Yes indeed, and we have made that clearer in the text.
- Results. Table 2 and S1. Authors should mention the higher performance of minimac4. Is it also the case for higher MAC? I guess this is well known?
We included minimac4 simply to demonstrate that the difference between the baseline imputation and the informed choice imputation was not just due to some particularity of the IMPUTE5 algorithm. In general, IMPUTE5 and MINIMAC4 have a very similar model and have often been shown to give very similar imputation accuracy; though yes in our experience MINIMAC4 often holds a very small advantage. We have included another supplementary figure (Figure S5) comparing the imputation accuracy of the two - indeed MINIMAC4 does slightly better for very rare-variants but in fact IMPUTE5 has slightly higher accuracy for more common variants. The plot again shows the importance of considering variants that are monomorphic in the sample compared to when only considering polymorphic variants.
- Results. Is there any specific chunk with better or worse imputation accuracy? Are the chunks including highly polymorphic regions (MHC, TCR, BCR, KIT) more difficult to impute? Is there an overrepresentation of a specific population in a given chunk?
It is hard to quantify one genomic region being imputed with better or worse accuracy as they will contain different distributions of rare and common variants and as you point out, some regions are highly polymorphic. Indeed regions such as MHC are best imputed with specific software and we feel it is beyond the scope of this work to investigate this question; whilst it would make for an intriguing future study. Indeed, here we are trying to show the general interest of knowing which populations are contributing to imputation at different regions of the genome and by proposing this approach it opens up the possibility for other researchers to investigate if particular regions of the genome are being imputed differently to others using the technique of adding synthetic variants. We did however take the time to check that the global patterns that we saw were not driven by a single chromosome (such as chromosome 6) and it was not the case.
- Discussion. What remains not clear to me in the discussion is how much improvement the informed choice strategy would provide if implemented? Could the authors add some quantification on this matter?
We have expanded on what we wrote in the discussion, the improvement seems to be very marginal in the imputation scenario presented here and the complexity and time required for the method would probably make it an impractical choice for a real data application. However, we feel that this work has gone a long way to explaining the performance of a diverse imputation panel and could lead for possible small improvements to existing imputation algorithms. The main advantage seemed to be that by sometimes reducing the reference panel size, we avoided imputing ‘false positives’, particularly for rare-variants.

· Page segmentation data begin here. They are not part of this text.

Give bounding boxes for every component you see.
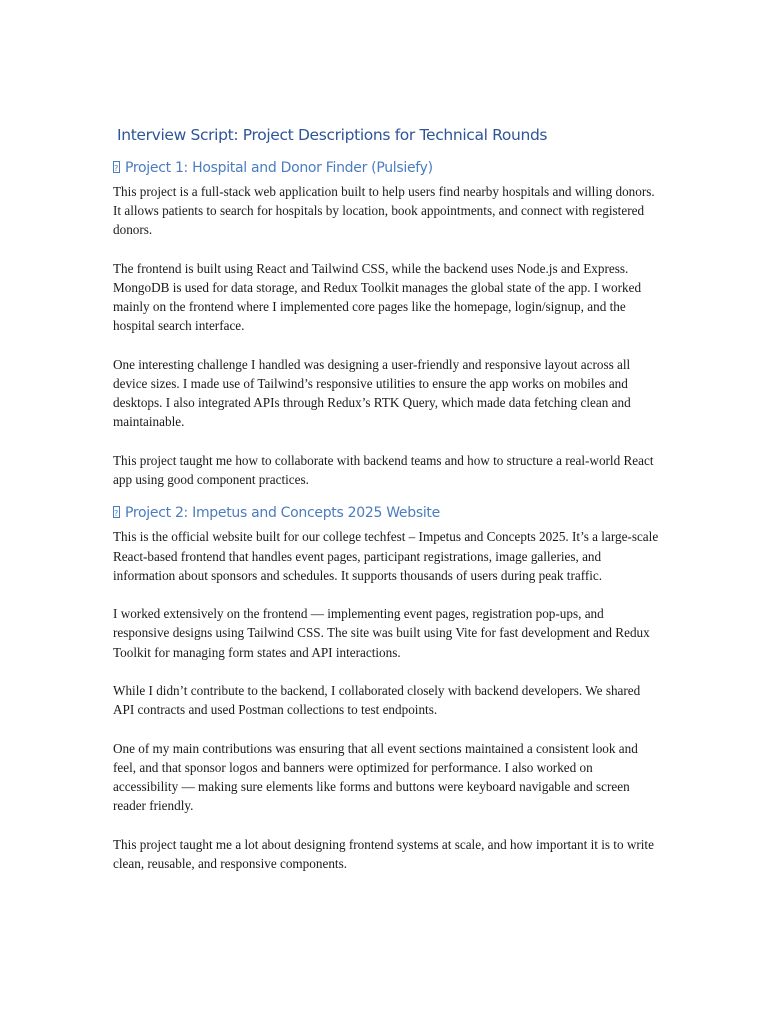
project-2-section: [113, 503, 659, 873]
project-2-paragraph-3: While I didn’t contribute to the backend, I collaborated closely with backend developers. We shared API contracts and used Postman collections to test endpoints.: [113, 682, 641, 718]
document-title: Interview Script: Project Descriptions for Technical Rounds: [117, 126, 548, 144]
project-1-section: [113, 158, 659, 489]
project-1-paragraph-4: This project taught me how to collaborate with backend teams and how to structure a real-world React app using good component practices.: [113, 452, 654, 487]
project-2-paragraph-4: One of my main contributions was ensuring that all event sections maintained a consistent look and feel, and that sponsor logos and banners were optimized for performance. I also worked on accessibility — making sure elements like forms and buttons were keyboard navigable and screen reader friendly.: [113, 740, 638, 814]
project-1-paragraph-1: This project is a full-stack web application built to help users find nearby hospitals and willing donors. It allows patients to search for hospitals by location, book appointments, and connect with registered donors.: [113, 184, 655, 238]
project-1-heading-text: Project 1: Hospital and Donor Finder (Pulsiefy): [125, 160, 433, 176]
missing-glyph-icon: [113, 506, 120, 518]
project-2-paragraph-1: This is the official website built for our college techfest – Impetus and Concepts 2025. It’s a large-scale React-based frontend that handles event pages, participant registrations, image galleries, and information about sponsors and schedules. It supports thousands of users during peak traffic.: [113, 529, 659, 583]
project-2-paragraph-2: I worked extensively on the frontend — implementing event pages, registration pop-ups, and responsive designs using Tailwind CSS. The site was built using Vite for fast development and Redux Toolkit for managing form states and API interactions.: [113, 606, 650, 660]
document-body: [113, 124, 659, 892]
project-1-heading: [113, 158, 659, 178]
project-1-paragraph-2: The frontend is built using React and Tailwind CSS, while the backend uses Node.js and Express. MongoDB is used for data storage, and Redux Toolkit manages the global state of the app. I worked mainly on the frontend where I implemented core pages like the homepage, login/signup, and the hospital search interface.: [113, 260, 642, 334]
project-2-heading: [113, 503, 659, 523]
missing-glyph-icon: [113, 161, 120, 173]
project-1-paragraph-3: One interesting challenge I handled was designing a user-friendly and responsive layout across all device sizes. I made use of Tailwind’s responsive utilities to ensure the app works on mobiles and desktops. I also integrated APIs through Redux’s RTK Query, which made data fetching clean and maintainable.: [113, 356, 631, 430]
project-2-heading-text: Project 2: Impetus and Concepts 2025 Website: [125, 505, 440, 522]
project-2-paragraph-5: This project taught me a lot about designing frontend systems at scale, and how important it is to write clean, reusable, and responsive components.: [113, 836, 654, 871]
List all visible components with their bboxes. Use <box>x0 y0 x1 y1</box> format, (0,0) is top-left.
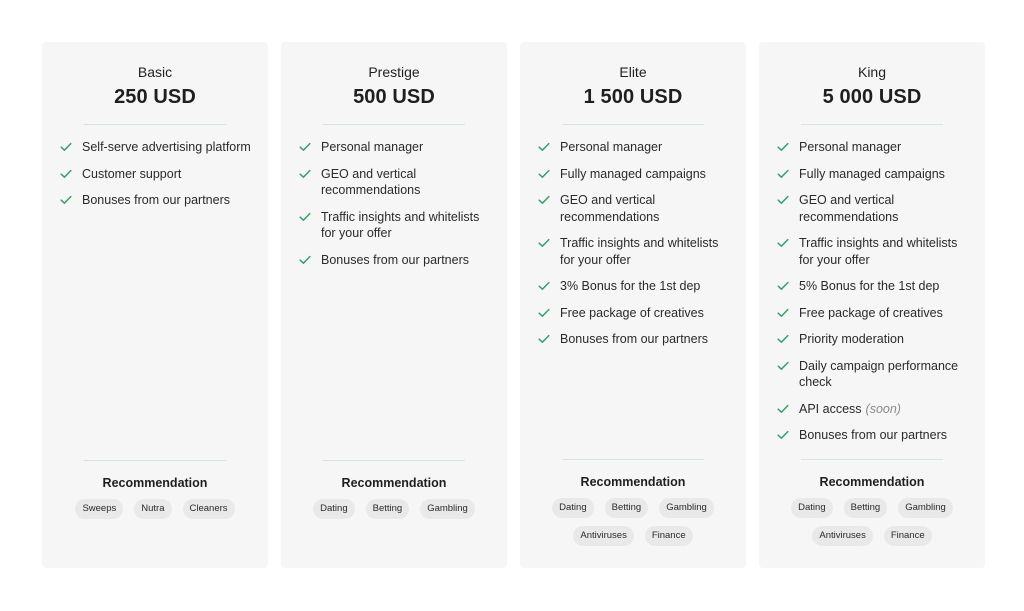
feature-item <box>777 427 971 444</box>
feature-item <box>777 401 971 418</box>
check-icon <box>538 169 550 179</box>
feature-text: Traffic insights and whitelists for your offer <box>321 209 480 240</box>
plan-name: Prestige <box>368 64 420 80</box>
feature-text: 3% Bonus for the 1st dep <box>560 279 701 293</box>
feature-text-wrap <box>799 278 939 295</box>
feature-item <box>777 331 971 348</box>
feature-text-wrap <box>560 305 704 322</box>
feature-text: Traffic insights and whitelists for your offer <box>560 236 719 267</box>
pricing-cards <box>42 42 985 568</box>
feature-text: GEO and vertical recommendations <box>321 166 421 197</box>
feature-text: API access <box>799 401 862 416</box>
tag-chip: Gambling <box>420 499 475 519</box>
recommendation-title: Recommendation <box>580 475 686 489</box>
feature-text-wrap <box>799 331 904 348</box>
tag-chip: Betting <box>605 498 649 518</box>
tag-chip: Sweeps <box>75 499 123 519</box>
tag-chip: Dating <box>552 498 593 518</box>
plan-name: Elite <box>619 64 647 80</box>
recommendation-title: Recommendation <box>819 475 925 489</box>
feature-item <box>538 278 732 295</box>
tag-chip: Gambling <box>898 498 953 518</box>
feature-text-wrap <box>321 166 493 199</box>
plan-name: Basic <box>137 64 173 80</box>
tag-chip: Gambling <box>659 498 714 518</box>
tag-list <box>520 498 746 546</box>
feature-text-wrap <box>321 209 493 242</box>
feature-text-wrap <box>560 192 732 225</box>
feature-text-wrap <box>799 139 901 156</box>
feature-text: Bonuses from our partners <box>82 193 230 207</box>
plan-card-elite[interactable] <box>520 42 746 568</box>
recommendation-section <box>42 460 268 519</box>
feature-item <box>299 252 493 269</box>
plan-card-king[interactable] <box>759 42 985 568</box>
feature-item <box>538 235 732 268</box>
check-icon <box>60 169 72 179</box>
feature-text-wrap <box>799 305 943 322</box>
divider <box>84 124 226 125</box>
tag-chip: Cleaners <box>183 499 235 519</box>
divider <box>84 460 226 461</box>
plan-card-prestige[interactable] <box>281 42 507 568</box>
tag-chip: Antiviruses <box>812 526 872 546</box>
feature-item <box>538 331 732 348</box>
feature-text: GEO and vertical recommendations <box>799 193 899 224</box>
feature-item <box>60 166 254 183</box>
feature-text: Personal manager <box>321 140 424 154</box>
feature-text: Daily campaign performance check <box>799 358 959 389</box>
check-icon <box>299 142 311 152</box>
feature-text-wrap <box>82 166 181 183</box>
feature-list <box>60 139 254 219</box>
feature-note: (soon) <box>865 401 901 416</box>
feature-text-wrap <box>560 166 706 183</box>
check-icon <box>777 281 789 291</box>
plan-price: 250 USD <box>114 86 196 108</box>
check-icon <box>777 404 789 414</box>
feature-text-wrap <box>799 166 945 183</box>
feature-text: Bonuses from our partners <box>560 332 708 346</box>
check-icon <box>299 212 311 222</box>
feature-text: Traffic insights and whitelists for your offer <box>799 236 958 267</box>
feature-text: Personal manager <box>799 140 902 154</box>
check-icon <box>538 281 550 291</box>
check-icon <box>777 430 789 440</box>
feature-list <box>777 139 971 454</box>
feature-item <box>777 139 971 156</box>
feature-item <box>777 235 971 268</box>
feature-item <box>777 192 971 225</box>
feature-item <box>299 209 493 242</box>
tag-chip: Finance <box>645 526 693 546</box>
check-icon <box>60 142 72 152</box>
feature-item <box>777 305 971 322</box>
tag-list <box>759 498 985 546</box>
feature-text: Priority moderation <box>799 332 904 346</box>
feature-item <box>299 166 493 199</box>
check-icon <box>777 142 789 152</box>
feature-text: Free package of creatives <box>799 305 943 320</box>
feature-text-wrap <box>82 139 251 156</box>
check-icon <box>777 169 789 179</box>
plan-card-basic[interactable] <box>42 42 268 568</box>
recommendation-section <box>520 459 746 546</box>
feature-text: 5% Bonus for the 1st dep <box>799 279 940 293</box>
check-icon <box>538 195 550 205</box>
check-icon <box>538 238 550 248</box>
feature-list <box>538 139 732 358</box>
feature-text: Bonuses from our partners <box>321 252 469 267</box>
check-icon <box>777 308 789 318</box>
feature-text-wrap <box>799 235 971 268</box>
plan-price: 5 000 USD <box>822 86 922 108</box>
check-icon <box>538 334 550 344</box>
tag-chip: Betting <box>366 499 410 519</box>
feature-item <box>299 139 493 156</box>
divider <box>801 124 943 125</box>
tag-chip: Nutra <box>134 499 171 519</box>
feature-item <box>777 358 971 391</box>
divider <box>801 459 943 460</box>
divider <box>323 124 465 125</box>
plan-price: 1 500 USD <box>583 86 683 108</box>
check-icon <box>538 308 550 318</box>
tag-list <box>42 499 268 519</box>
feature-list <box>299 139 493 278</box>
feature-text: Bonuses from our partners <box>799 428 947 442</box>
feature-text: Fully managed campaigns <box>560 166 706 181</box>
feature-text-wrap <box>799 358 971 391</box>
recommendation-title: Recommendation <box>341 476 447 490</box>
feature-text-wrap <box>799 427 947 444</box>
feature-text-wrap <box>321 139 423 156</box>
divider <box>323 460 465 461</box>
feature-item <box>538 139 732 156</box>
feature-text: GEO and vertical recommendations <box>560 193 660 224</box>
feature-text: Self-serve advertising platform <box>82 140 251 154</box>
feature-item <box>777 278 971 295</box>
tag-chip: Antiviruses <box>573 526 633 546</box>
feature-item <box>777 166 971 183</box>
feature-text: Fully managed campaigns <box>799 166 945 181</box>
tag-chip: Finance <box>884 526 932 546</box>
check-icon <box>299 255 311 265</box>
feature-text-wrap <box>560 331 708 348</box>
feature-text-wrap <box>82 192 230 209</box>
feature-item <box>538 305 732 322</box>
check-icon <box>777 195 789 205</box>
feature-text-wrap <box>560 278 700 295</box>
divider <box>562 124 704 125</box>
check-icon <box>299 169 311 179</box>
recommendation-section <box>759 459 985 546</box>
feature-item <box>60 139 254 156</box>
tag-list <box>281 499 507 519</box>
feature-text-wrap <box>799 192 971 225</box>
tag-chip: Dating <box>313 499 354 519</box>
tag-chip: Dating <box>791 498 832 518</box>
plan-price: 500 USD <box>353 86 435 108</box>
feature-item <box>538 192 732 225</box>
check-icon <box>60 195 72 205</box>
feature-text: Free package of creatives <box>560 305 704 320</box>
feature-text: Personal manager <box>560 140 663 154</box>
feature-text-wrap <box>321 252 469 269</box>
tag-chip: Betting <box>844 498 888 518</box>
feature-item <box>538 166 732 183</box>
feature-text-wrap <box>799 401 901 418</box>
recommendation-title: Recommendation <box>102 476 208 490</box>
feature-item <box>60 192 254 209</box>
recommendation-section <box>281 460 507 519</box>
check-icon <box>538 142 550 152</box>
plan-name: King <box>857 64 887 80</box>
feature-text: Customer support <box>82 166 182 181</box>
check-icon <box>777 238 789 248</box>
feature-text-wrap <box>560 139 662 156</box>
check-icon <box>777 334 789 344</box>
check-icon <box>777 361 789 371</box>
divider <box>562 459 704 460</box>
feature-text-wrap <box>560 235 732 268</box>
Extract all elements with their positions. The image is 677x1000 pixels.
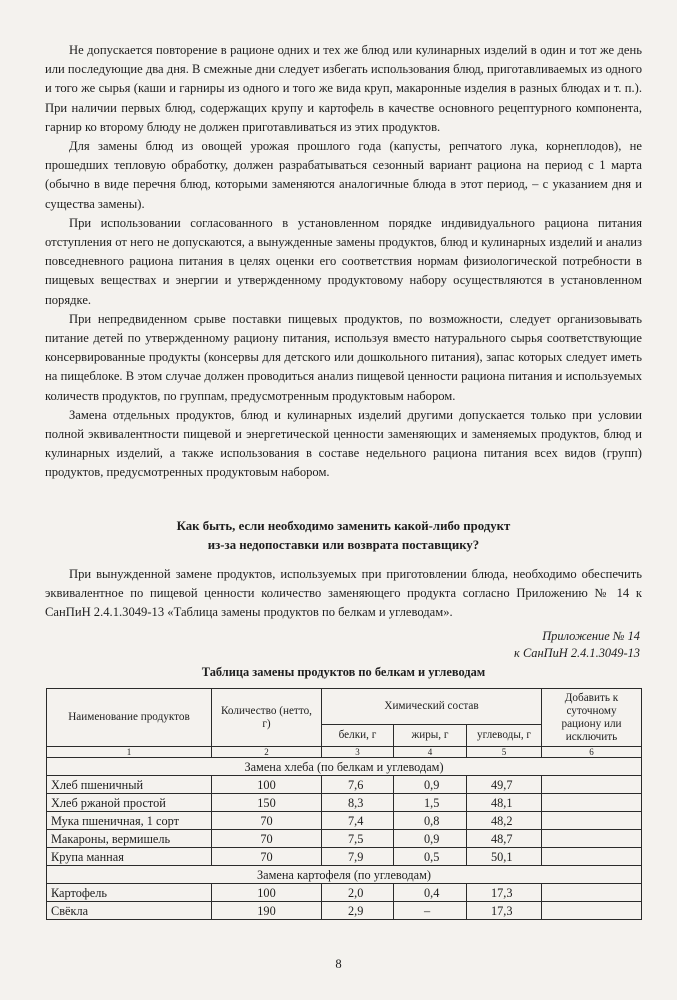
section-heading (45, 517, 642, 555)
product-qty: 150 (212, 794, 322, 812)
appendix-line: Приложение № 14 (542, 629, 640, 643)
column-number: 6 (542, 747, 642, 758)
product-protein: 2,9 (322, 902, 394, 920)
product-protein: 7,4 (322, 812, 394, 830)
intro-text (45, 565, 642, 622)
product-carbs: 48,2 (467, 812, 542, 830)
table-row (47, 794, 642, 812)
column-number: 2 (212, 747, 322, 758)
header-name: Наименование продуктов (47, 689, 212, 747)
product-fat: 0,8 (394, 812, 467, 830)
substitution-table (46, 688, 642, 920)
product-add (542, 812, 642, 830)
product-qty: 100 (212, 776, 322, 794)
paragraph: При использовании согласованного в установленном порядке индивидуального рациона питания отступления от него не допускаются, а вынужденные замены продуктов, блюд и кулинарных изделий и анализ повседневного рациона питания в целях оценки его соответствия нормам физиологической потребности в пищевых веществах и энергии и утвержденному продуктовому набору осуществляются в установленном порядке. (45, 215, 642, 307)
header-protein: белки, г (322, 725, 394, 747)
column-number: 1 (47, 747, 212, 758)
heading-line: Как быть, если необходимо заменить какой-либо продукт (176, 519, 511, 533)
product-carbs: 48,1 (467, 794, 542, 812)
product-fat: 0,9 (394, 830, 467, 848)
body-text (45, 41, 642, 483)
product-add (542, 884, 642, 902)
product-protein: 2,0 (322, 884, 394, 902)
product-carbs: 49,7 (467, 776, 542, 794)
product-carbs: 50,1 (467, 848, 542, 866)
header-fat: жиры, г (394, 725, 467, 747)
table-row (47, 848, 642, 866)
product-fat: 0,5 (394, 848, 467, 866)
product-protein: 7,5 (322, 830, 394, 848)
product-name: Картофель (47, 884, 212, 902)
table-row (47, 884, 642, 902)
product-name: Свёкла (47, 902, 212, 920)
header-carbs: углеводы, г (467, 725, 542, 747)
section-row: Замена хлеба (по белкам и углеводам) (47, 758, 642, 776)
product-carbs: 17,3 (467, 902, 542, 920)
product-add (542, 794, 642, 812)
paragraph: Не допускается повторение в рационе одних и тех же блюд или кулинарных изделий в один и тот же день или последующие два дня. В смежные дни следует избегать использования блюд, приготавливаемых из одного и того же сырья (каши и гарниры из одного и того же вида круп, макаронные изделия в разных блюдах и т. п.). При наличии первых блюд, содержащих крупу и картофель в качестве основного рецептурного компонента, гарнир ко второму блюду не должен приготавливаться из этих продуктов. (45, 43, 642, 134)
page-number: 8 (335, 957, 342, 971)
product-name: Хлеб пшеничный (47, 776, 212, 794)
heading-line: из-за недопоставки или возврата поставщику? (207, 538, 480, 552)
appendix-line: к СанПиН 2.4.1.3049-13 (514, 646, 640, 660)
paragraph: При непредвиденном срыве поставки пищевых продуктов, по возможности, следует организовывать питание детей по утвержденному рациону питания, используя вместо натурального сырья соответствующие консервированные продукты (консервы для детского или дошкольного питания), запас которых следует иметь на пищеблоке. В этом случае должен проводиться анализ пищевой ценности рациона питания и используемых количеств продуктов, по группам, предусмотренным продуктовым набором. (45, 311, 642, 403)
product-qty: 190 (212, 902, 322, 920)
column-number: 5 (467, 747, 542, 758)
product-protein: 8,3 (322, 794, 394, 812)
product-carbs: 17,3 (467, 884, 542, 902)
table-row (47, 776, 642, 794)
header-add: Добавить к суточному рациону или исключить (542, 689, 642, 747)
product-name: Хлеб ржаной простой (47, 794, 212, 812)
table-title: Таблица замены продуктов по белкам и углеводам (201, 665, 486, 679)
product-add (542, 830, 642, 848)
product-qty: 70 (212, 848, 322, 866)
column-number: 3 (322, 747, 394, 758)
product-protein: 7,9 (322, 848, 394, 866)
product-add (542, 902, 642, 920)
table-row (47, 812, 642, 830)
product-qty: 70 (212, 812, 322, 830)
product-name: Мука пшеничная, 1 сорт (47, 812, 212, 830)
paragraph: Для замены блюд из овощей урожая прошлого года (капусты, репчатого лука, корнеплодов), не прошедших тепловую обработку, должен разрабатываться сезонный вариант рациона на период с 1 марта (обычно в виде перечня блюд, которыми заменяются аналогичные блюда в этот период, – с указанием дня и существа замены). (45, 139, 642, 211)
product-fat: 0,4 (394, 884, 467, 902)
product-fat: – (394, 902, 467, 920)
paragraph: Замена отдельных продуктов, блюд и кулинарных изделий другими допускается только при условии полной эквивалентности пищевой и энергетической ценности заменяющих и заменяемых продуктов, блюд и кулинарных изделий, а также использования в составе недельного рациона питания всех видов (групп) продуктов, предусмотренных продуктовым набором. (45, 407, 642, 480)
table-row (47, 902, 642, 920)
product-add (542, 848, 642, 866)
section-row: Замена картофеля (по углеводам) (47, 866, 642, 884)
product-protein: 7,6 (322, 776, 394, 794)
header-chem: Химический состав (322, 689, 542, 725)
paragraph: При вынужденной замене продуктов, используемых при приготовлении блюда, необходимо обеспечить эквивалентное по пищевой ценности количество заменяющего продукта согласно Приложению № 14 к СанПиН 2.4.1.3049-13 «Таблица замены продуктов по белкам и углеводам». (45, 567, 642, 619)
column-number: 4 (394, 747, 467, 758)
product-carbs: 48,7 (467, 830, 542, 848)
product-qty: 100 (212, 884, 322, 902)
table-row (47, 830, 642, 848)
product-name: Крупа манная (47, 848, 212, 866)
product-fat: 0,9 (394, 776, 467, 794)
product-add (542, 776, 642, 794)
appendix-reference (514, 628, 640, 662)
product-qty: 70 (212, 830, 322, 848)
product-name: Макароны, вермишель (47, 830, 212, 848)
header-qty: Количество (нетто, г) (212, 689, 322, 747)
product-fat: 1,5 (394, 794, 467, 812)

This would likely give a small increase in power for association testing particularly for rare-variant burden tests. In general as a rule of thumb, the R2 statistics for imputation accuracy can give an approximation of the loss of power for association tests using imputed data compared to if true genotypes were known. Hence, the small increases in imputation accuracy (up to 2% for rare-variants and even less for common variants) give the answer and show that really not a huge improvement would be gained, hence why we have not stressed that the informed choice strategy should be used in practice but that it was useful for illustrating how imputation algorithms are working and how the diversity in the reference panel is being drawn upon.
Minor:
- There are multiple typos throughout the manuscript, for example: lines 9, 69, 179. Please, check the manuscript carefully.
We have re-checked the entire manuscript and corrected several typos
- Table 1 is not very informative and could be moved to supplementary material.
We have moved it to the supplementary materials.